Eh?Eh! Are you testing me to see if I really read it? I did!

I think it's very clear. The Hobbit/fangbanger contrast is a great underlining. I wish we were more like Hobbits. It sometimes seems we're too cynical for wonder anymore.

...or did I miss your point?


Michael Nope, it sounds like you were spot-on! Yeah, being Hobbits wouldn't be a bad thing, other than the hairy feet. Don't know how I feel about the hairy feet, though.

"Are you testing me to see if I really read it? I did!"

C'mon, Eh!, I know you like to just shotgun votes haphazardly out into cyberspace!

I'm not one of those people saying the world is shittier than ever before. . . it has always been equally shitty. But, I do think materialism has saturated American culture more than at any point before. I may be slightly biased: I work in a very prissy area now, and one of our customers just got his 18-year-old daughter new boobs for her birthday. Because it's what she asked for. I know, right?


message 41: by Eh?Eh! (new)

Eh?Eh! one of our customers just got his 18-year-old daughter new boobs for her birthday. Because it's what she asked for.

Whoaaaaa....

I know, right?

...oh. Yes.


message 42: by [deleted user] (new)

It's funny, what is it about this vampire trash that makes one get all muse-y about the state of the world? I'm not bagging - I think this is awesome - but it's funny how these little goofy wish-fulfillment thingees about a sassy girl & her vampy man-friends end up saying a lot about contemporary politics, even when they are really not trying for that at all. I love the fangbangers thing - love it.


Miriam Harris came into this vampire-as-sweet-boyfriend movement very early on

Actually that had been going strong for at least a decade before Harris picked it up.


Michael "It's funny, what is it about this vampire trash that makes one get all muse-y about the state of the world?"

I don't know, but it sure does for a lot of us! Manny has written some reviews of the Twilight series that might qualify him to be Stephanie Meyers's psychologist.

For me, it's always fascinating when a lot of people are raving about something. I don't think I would've been so reflective about Dead Until Dark if it didn't have so many parallels to Twilight, which is of course the BIGGEST THING EVAH.

Every time I walk out of a movie theater after having seen a piece of shit like Gamer or Repo Men, I start waxing philosophical to Joy (my wife) about the severely lame way that Hollywood operates, and the way big budget movies are so often totally pathetic wastes of time. She invariably tells me to shut up and get over it.

But, like those stupid movies, Dead Until Dark seems to connect with the populace much more than Little Brother by Cory Doctorow, The Windup Girl, and any number of other amazing books of recent years. I think you, me, and a lot of other people on Goodreads can't help being curious about why people who read one book a year would choose this one out of all their options.
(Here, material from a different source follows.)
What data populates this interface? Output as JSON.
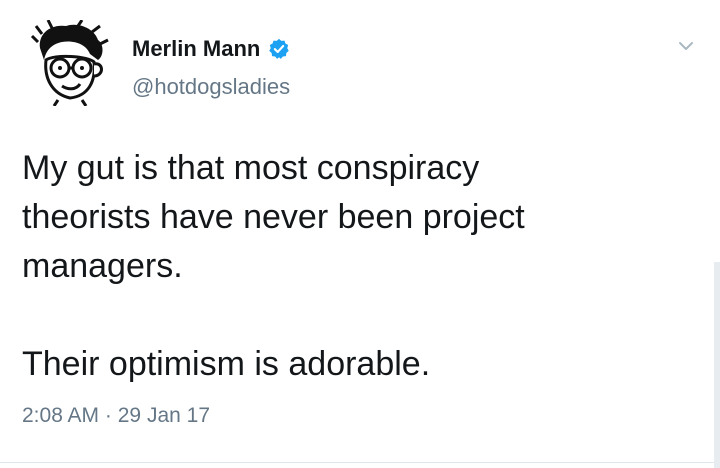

"Actually that had been going strong for at least a decade before Harris picked it up."

Whoa, really? I guess I just didn't start paying attention until it hit critical mass. What (or who) started it?


Miriam I'm not sure what started it, but I read this sort of book in middle school (20 years ago). L.J. Smith, Vivian Vande Velde, Annette Klause... And Laurel Hamilton's Anita Blake series, which has a lot of similarities with the Sookie books (female protagonist with a special talent, lots of sex, some mystery) started in 1993. I think a lot of these books can be traced back to Anne Rice's Vampire Lestat books in the 1980s, because although her vampires were certainly not good boyfriends they did widely popularize vampires as sex symbols.